Wednesday, June 24, 2009

Friends NGO and Hikikomori

In March I had the opportunity to meet Sebastien Marot, the founder of the Cambodian-based NGO, Friends, also known as Mith Samlanh. I went for a visit to the Friends headquarters in Phnom Penh with the group of students from INSEAD, the business school.

As followers of the blog would know, I am not a fan of NGOs in general, having seen too many inefficient, corrupt and lying ones in my time here and in Singapore (hello, Singapore National Kidney Foundation). But I have to tell readers Friends is a great project. Since that meeting, I've directed many tourists to the Friends shop in the Old Market here in Siem Reap. They have a brilliant, well thought out project going which I'll write in detail in another entry.

Friends works with Cambodian street children and youth and have been so successful they have been invited by government agencies elsewhere in the world to provide advice on how to deal with street kids. In developed countries, they are not called street kids, but "marginalised urban youth", said Sebastien. These young people who drop out of society and shut themselves out (or in, as the case may be) are also a problem for society and government agencies are struggling to understand and deal with them. It is in this context that an agency in Hong Kong has approached Friends for help.
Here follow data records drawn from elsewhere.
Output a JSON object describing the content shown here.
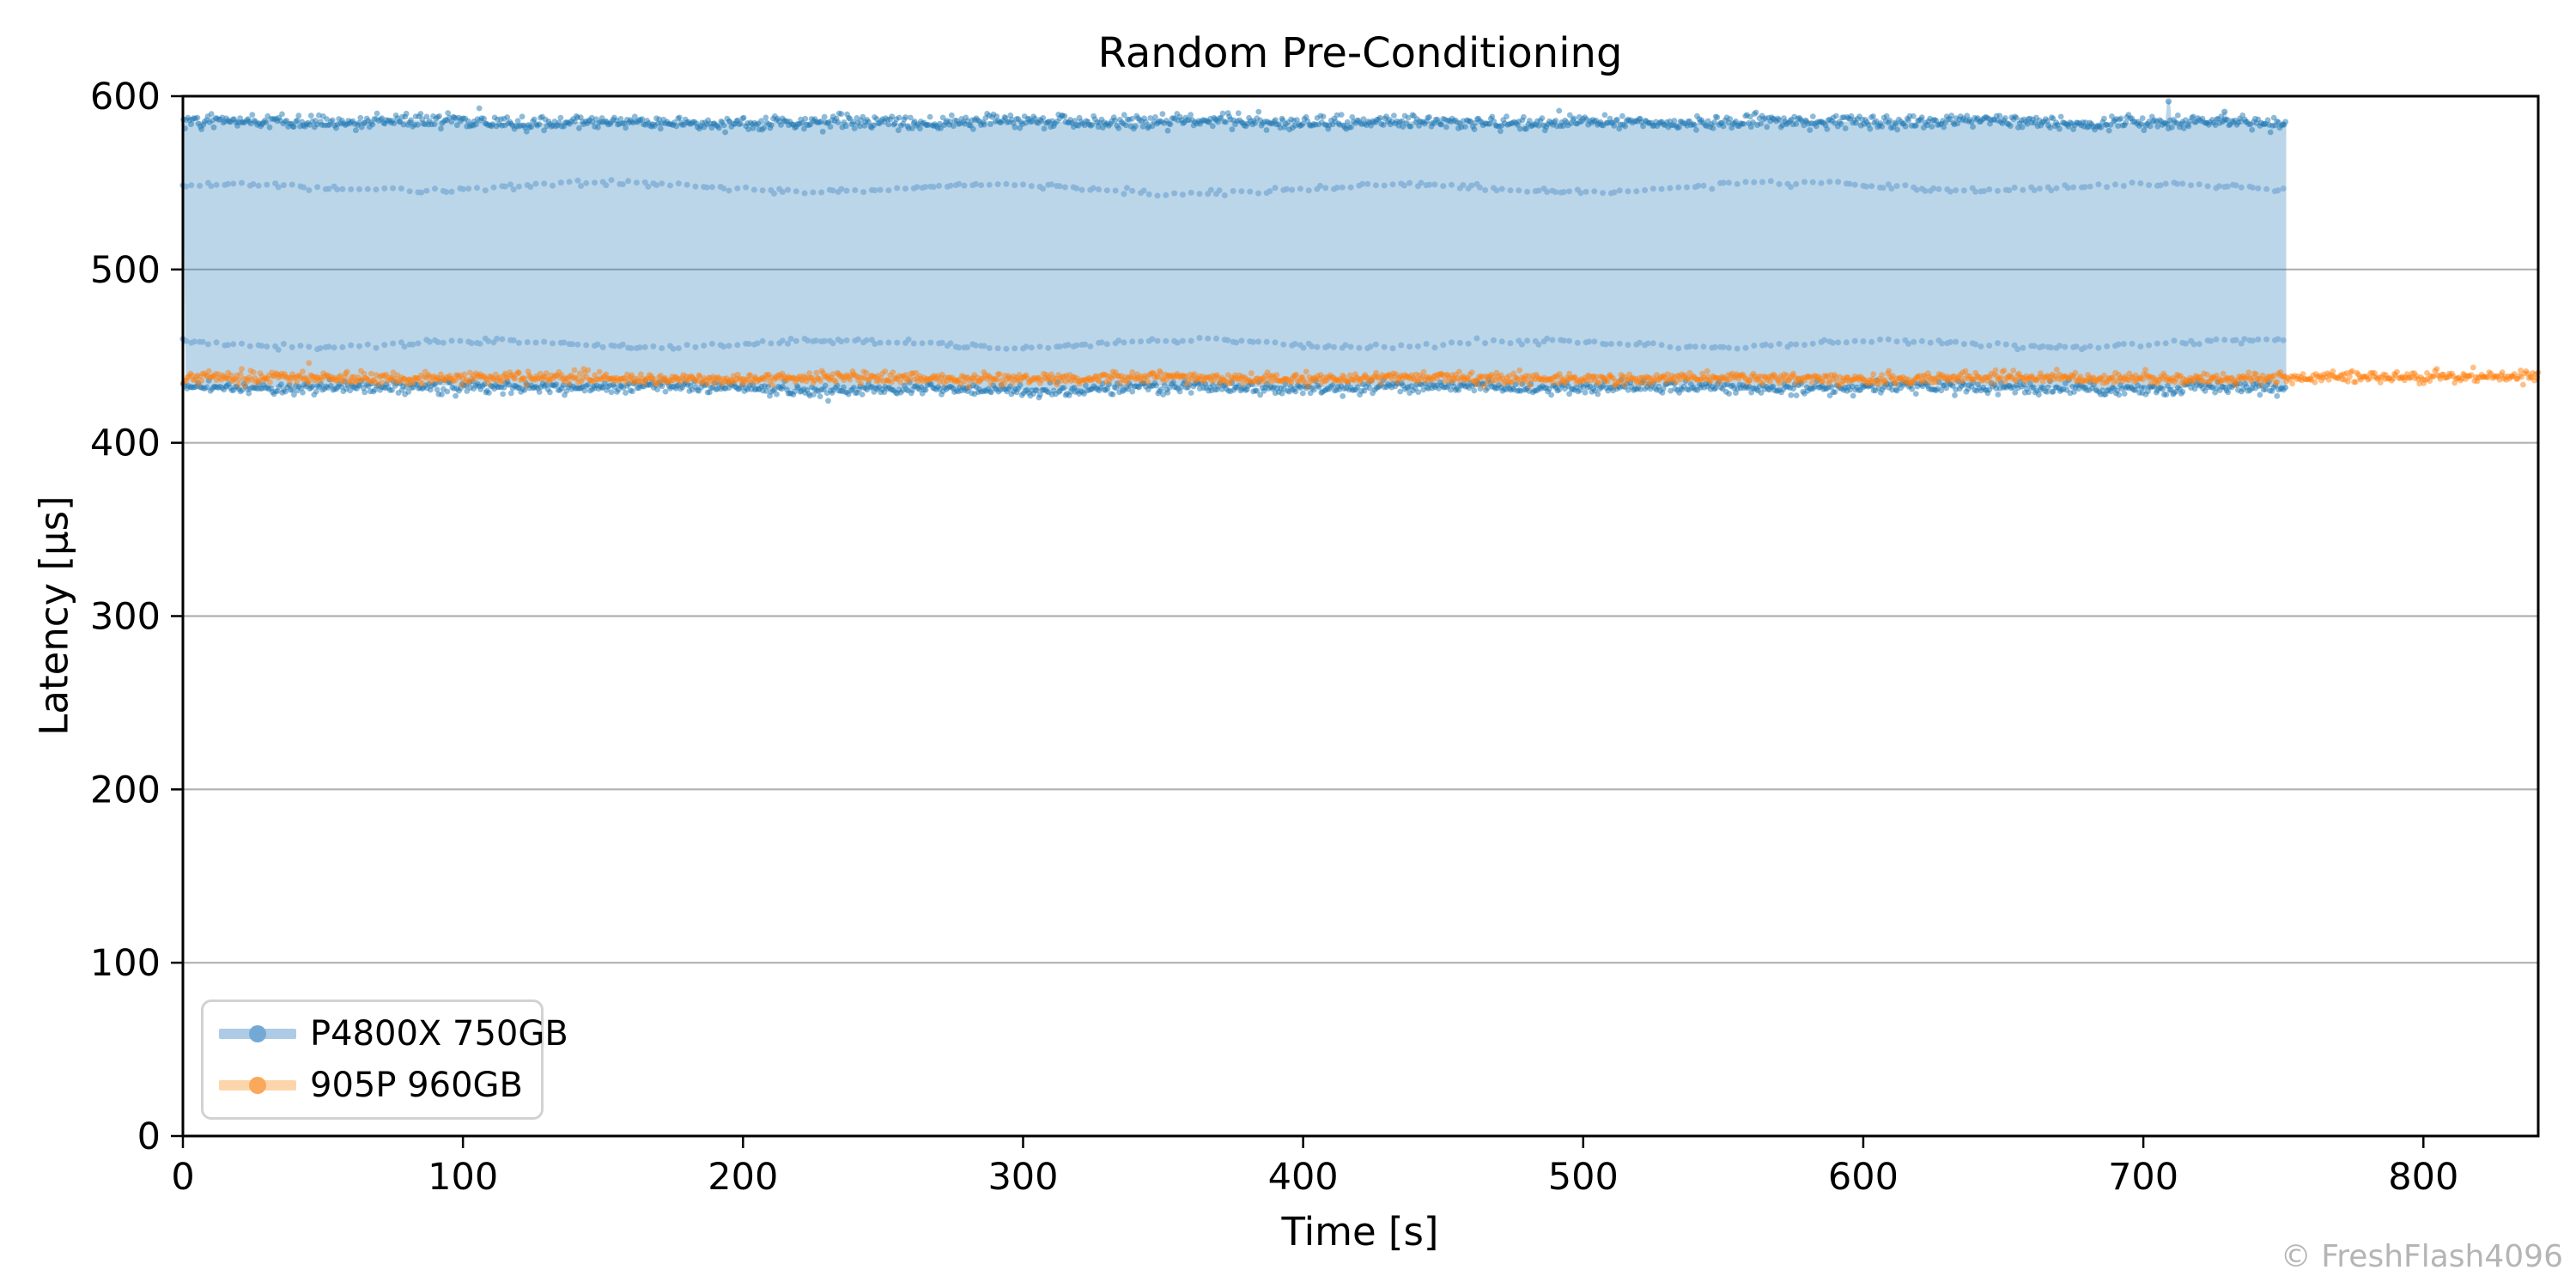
{
  "figure": {
    "title": "Random Pre-Conditioning",
    "watermark": "© FreshFlash4096"
  },
  "chart_data": {
    "type": "scatter",
    "title": "Random Pre-Conditioning",
    "xlabel": "Time [s]",
    "ylabel": "Latency [µs]",
    "xlim": [
      0,
      841
    ],
    "ylim": [
      0,
      600
    ],
    "xticks": [
      0,
      100,
      200,
      300,
      400,
      500,
      600,
      700,
      800
    ],
    "yticks": [
      0,
      100,
      200,
      300,
      400,
      500,
      600
    ],
    "grid": "horizontal",
    "grid_color": "#b0b0b0",
    "legend_position": "lower-left",
    "series": [
      {
        "name": "P4800X 750GB",
        "color": "#1f77b4",
        "fill_opacity": 0.3,
        "t_start": 0,
        "t_end": 751,
        "band_max_us": 585,
        "band_max_sigma_us": 1.0,
        "band_min_us": 432.5,
        "band_min_sigma_us": 0.85,
        "upper_dotted_us": 547,
        "lower_dotted_us": 457,
        "dotted_spacing_s": 3.0,
        "dense_spacing_s": 0.55,
        "dips": [
          {
            "t_from": 215,
            "t_to": 330,
            "delta_us": -1.3
          },
          {
            "t_from": 685,
            "t_to": 715,
            "delta_us": -1.6
          }
        ],
        "spikes": [
          {
            "t": 709,
            "us": 597
          },
          {
            "t": 729,
            "us": 591
          }
        ],
        "legend_key_line_color": "#aecbe6",
        "legend_key_dot_color": "#74a9d6"
      },
      {
        "name": "905P 960GB",
        "color": "#ff7f0e",
        "t_start": 0,
        "t_end": 841,
        "band_center_us": 437.3,
        "band_sigma_us": 0.8,
        "dense_spacing_s": 0.5,
        "tail_rise_us": 1.1,
        "tail_rise_from_s": 745,
        "outliers": [
          {
            "t": 45,
            "us": 446
          }
        ],
        "legend_key_line_color": "#fdd5ab",
        "legend_key_dot_color": "#f9a85c"
      }
    ]
  }
}
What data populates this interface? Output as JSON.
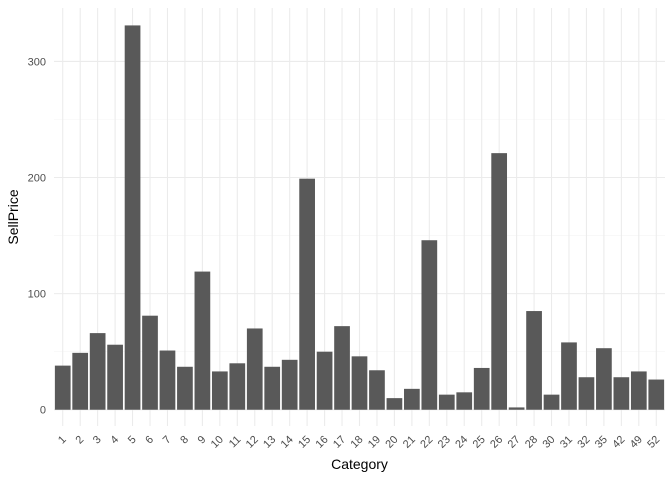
{
  "chart_data": {
    "type": "bar",
    "title": "",
    "xlabel": "Category",
    "ylabel": "SellPrice",
    "categories": [
      "1",
      "2",
      "3",
      "4",
      "5",
      "6",
      "7",
      "8",
      "9",
      "10",
      "11",
      "12",
      "13",
      "14",
      "15",
      "16",
      "17",
      "18",
      "19",
      "20",
      "21",
      "22",
      "23",
      "24",
      "25",
      "26",
      "27",
      "28",
      "30",
      "31",
      "32",
      "35",
      "42",
      "49",
      "52"
    ],
    "values": [
      38,
      49,
      66,
      56,
      331,
      81,
      51,
      37,
      119,
      33,
      40,
      70,
      37,
      43,
      199,
      50,
      72,
      46,
      34,
      10,
      18,
      146,
      13,
      15,
      36,
      221,
      2,
      85,
      13,
      58,
      28,
      53,
      28,
      33,
      26
    ],
    "yticks": [
      0,
      100,
      200,
      300
    ],
    "ylim": [
      -14,
      346
    ],
    "grid": true,
    "legend": "none",
    "colors": {
      "bar": "#595959",
      "grid_major": "#ebebeb",
      "grid_minor": "#f5f5f5",
      "tick_text": "#4d4d4d",
      "title_text": "#000000"
    }
  }
}
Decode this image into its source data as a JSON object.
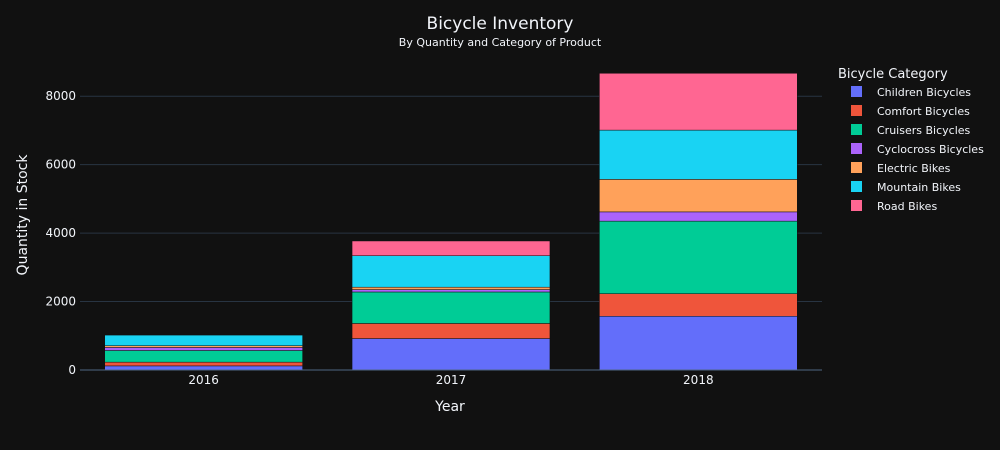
{
  "chart_data": {
    "type": "bar",
    "barmode": "stack",
    "title": "Bicycle Inventory",
    "subtitle": "By Quantity and Category of Product",
    "xlabel": "Year",
    "ylabel": "Quantity in Stock",
    "categories": [
      "2016",
      "2017",
      "2018"
    ],
    "ylim": [
      0,
      9000
    ],
    "yticks": [
      0,
      2000,
      4000,
      6000,
      8000
    ],
    "ytick_labels": [
      "0",
      "2000",
      "4000",
      "6000",
      "8000"
    ],
    "grid": true,
    "legend": {
      "title": "Bicycle Category",
      "placement": "right"
    },
    "series": [
      {
        "name": "Children Bicycles",
        "color": "#636efa",
        "values": [
          120,
          920,
          1570
        ]
      },
      {
        "name": "Comfort Bicycles",
        "color": "#ef553b",
        "values": [
          110,
          440,
          660
        ]
      },
      {
        "name": "Cruisers Bicycles",
        "color": "#00cc96",
        "values": [
          340,
          920,
          2120
        ]
      },
      {
        "name": "Cyclocross Bicycles",
        "color": "#ab63fa",
        "values": [
          90,
          70,
          270
        ]
      },
      {
        "name": "Electric Bikes",
        "color": "#ffa15a",
        "values": [
          50,
          70,
          950
        ]
      },
      {
        "name": "Mountain Bikes",
        "color": "#19d3f3",
        "values": [
          310,
          920,
          1440
        ]
      },
      {
        "name": "Road Bikes",
        "color": "#ff6692",
        "values": [
          0,
          430,
          1660
        ]
      }
    ]
  },
  "colors": {
    "background": "#111111",
    "grid": "#283442",
    "axis_line": "#506784",
    "text": "#f2f5fa"
  }
}
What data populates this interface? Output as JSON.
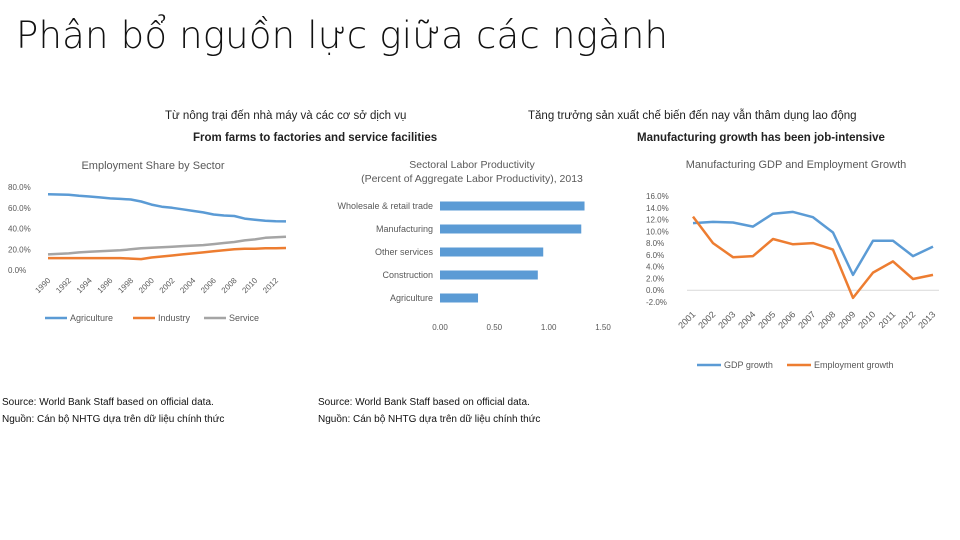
{
  "slide_title": "Phân bổ nguồn lực giữa các ngành",
  "left_section": {
    "heading_vi": "Từ nông trại đến nhà máy và các cơ sở dịch vụ",
    "heading_en": "From farms to factories and service facilities"
  },
  "right_section": {
    "heading_vi": "Tăng trưởng sản xuất chế biến đến nay vẫn thâm dụng lao động",
    "heading_en": "Manufacturing growth has been job-intensive"
  },
  "sources": {
    "left_en": "Source: World Bank Staff based on official data.",
    "left_vi": "Nguồn: Cán bộ NHTG dựa trên dữ liệu chính thức",
    "mid_en": "Source: World Bank Staff based on official data.",
    "mid_vi": "Nguồn: Cán bộ NHTG dựa trên dữ liệu chính thức"
  },
  "colors": {
    "blue": "#5b9bd5",
    "orange": "#ed7d31",
    "gray": "#a5a5a5",
    "axis_text": "#595959",
    "grid": "#d9d9d9"
  },
  "chart_data": [
    {
      "type": "line",
      "title": "Employment Share by Sector",
      "x": [
        "1990",
        "1991",
        "1992",
        "1993",
        "1994",
        "1995",
        "1996",
        "1997",
        "1998",
        "1999",
        "2000",
        "2001",
        "2002",
        "2003",
        "2004",
        "2005",
        "2006",
        "2007",
        "2008",
        "2009",
        "2010",
        "2011",
        "2012",
        "2013"
      ],
      "xticks": [
        "1990",
        "1992",
        "1994",
        "1996",
        "1998",
        "2000",
        "2002",
        "2004",
        "2006",
        "2008",
        "2010",
        "2012"
      ],
      "yticks": [
        "0.0%",
        "20.0%",
        "40.0%",
        "60.0%",
        "80.0%"
      ],
      "ylim": [
        0,
        80
      ],
      "grid": false,
      "legend": "bottom",
      "series": [
        {
          "name": "Agriculture",
          "values": [
            73.0,
            72.8,
            72.5,
            71.5,
            70.8,
            70.0,
            69.0,
            68.5,
            68.0,
            66.0,
            63.0,
            61.0,
            60.0,
            58.5,
            57.0,
            55.5,
            53.5,
            52.5,
            52.0,
            49.5,
            48.5,
            47.5,
            47.0,
            46.8
          ]
        },
        {
          "name": "Industry",
          "values": [
            11.5,
            11.5,
            11.5,
            11.5,
            11.5,
            11.5,
            11.5,
            11.5,
            11.0,
            10.5,
            12.0,
            13.0,
            14.0,
            15.0,
            16.0,
            17.0,
            18.0,
            19.0,
            20.0,
            20.5,
            20.5,
            21.0,
            21.0,
            21.2
          ]
        },
        {
          "name": "Service",
          "values": [
            15.0,
            15.5,
            16.0,
            17.0,
            17.5,
            18.0,
            18.5,
            19.0,
            20.0,
            21.0,
            21.5,
            22.0,
            22.5,
            23.0,
            23.5,
            24.0,
            25.0,
            26.0,
            27.0,
            28.5,
            29.5,
            31.0,
            31.5,
            32.0
          ]
        }
      ]
    },
    {
      "type": "bar",
      "orientation": "horizontal",
      "title": "Sectoral Labor Productivity",
      "subtitle": "(Percent of Aggregate Labor Productivity), 2013",
      "categories": [
        "Wholesale & retail trade",
        "Manufacturing",
        "Other services",
        "Construction",
        "Agriculture"
      ],
      "values": [
        1.33,
        1.3,
        0.95,
        0.9,
        0.35
      ],
      "xticks": [
        "0.00",
        "0.50",
        "1.00",
        "1.50"
      ],
      "xlim": [
        0,
        1.5
      ],
      "grid": false
    },
    {
      "type": "line",
      "title": "Manufacturing GDP and Employment Growth",
      "x": [
        "2001",
        "2002",
        "2003",
        "2004",
        "2005",
        "2006",
        "2007",
        "2008",
        "2009",
        "2010",
        "2011",
        "2012",
        "2013"
      ],
      "yticks": [
        "-2.0%",
        "0.0%",
        "2.0%",
        "4.0%",
        "6.0%",
        "8.0%",
        "10.0%",
        "12.0%",
        "14.0%",
        "16.0%"
      ],
      "ylim": [
        -2,
        16
      ],
      "grid": false,
      "legend": "bottom",
      "series": [
        {
          "name": "GDP growth",
          "values": [
            11.4,
            11.6,
            11.5,
            10.8,
            13.0,
            13.3,
            12.4,
            9.8,
            2.6,
            8.4,
            8.4,
            5.8,
            7.4
          ]
        },
        {
          "name": "Employment growth",
          "values": [
            12.5,
            8.0,
            5.6,
            5.8,
            8.7,
            7.8,
            8.0,
            6.9,
            -1.3,
            3.0,
            4.9,
            1.9,
            2.6
          ]
        }
      ]
    }
  ]
}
Anyway, I was thinking of Friends after reading this New York Times article on Japan's hikikomori, young men and women who shut themselves in their rooms playing video games or being online all day. South Korea and Taiwan have also reported the same problem.

From the NYT article:
"Japanese young people are considered the safest in the world because the crime rate is so low," Saito said. "But I think it's related to the emotional state of people. In every country, young people have adjustment disorders. In Western culture, people are homeless or drug addicts. In Japan, it's apathy problems like hikikomori."
Cambodia has the homeless and drug addicts, but as Cambodia becomes more urbanised, I wonder if they'll also have hikikomoris--young people who cannot cope with the system, or choose not to. In Singapore, I knew of a 30-something man like this. He would not get a job, lived with his parents who eventually gave up on him but yet allowed to him to continue as he did. Occasionally he would buy expensive things using his parents' credit card--without permission of course. I always wondered why his parents did not throw him out of the house.

I have met middle-class Cambodian mothers who say their sons, while not shutting themselves out, take to drink and drugs and in general live off their parents' wealth, without a thought of the future. I wonder if they'll grow up or will they form another class of social deviants Cambodia will have to deal with.

1 comment:

leahch said...

I like your comparison, but have to disagree with your theory. Hikikomori first off is essentially a form of social anxiety and severe agoraphobia, while the drug/alcohol abuse in Cambodia is due to many things such as boredom, extreme poverty and PTSD. Also Hikikomori is very culturally specific to the pressures of having a limited number of children in a household matched with very high (educational/career/social) expectations starting at a young age. It also includes the severe bullying seen in Japanese and Korean schools that essentially completely isolates the unpopular child from both peers and faculty (yes, teachers do bully students that dont fit in). Also, Japanese/Korean parents are able to support their shut-in children almost indefinitely, while that is not feasible in Cambodia. Japanese/Korean parents tend to support a shut-in and avoid confrontation and possible shame on the family, while Cambodians would see more shame in having their child be lazy or unable to contribute to the family.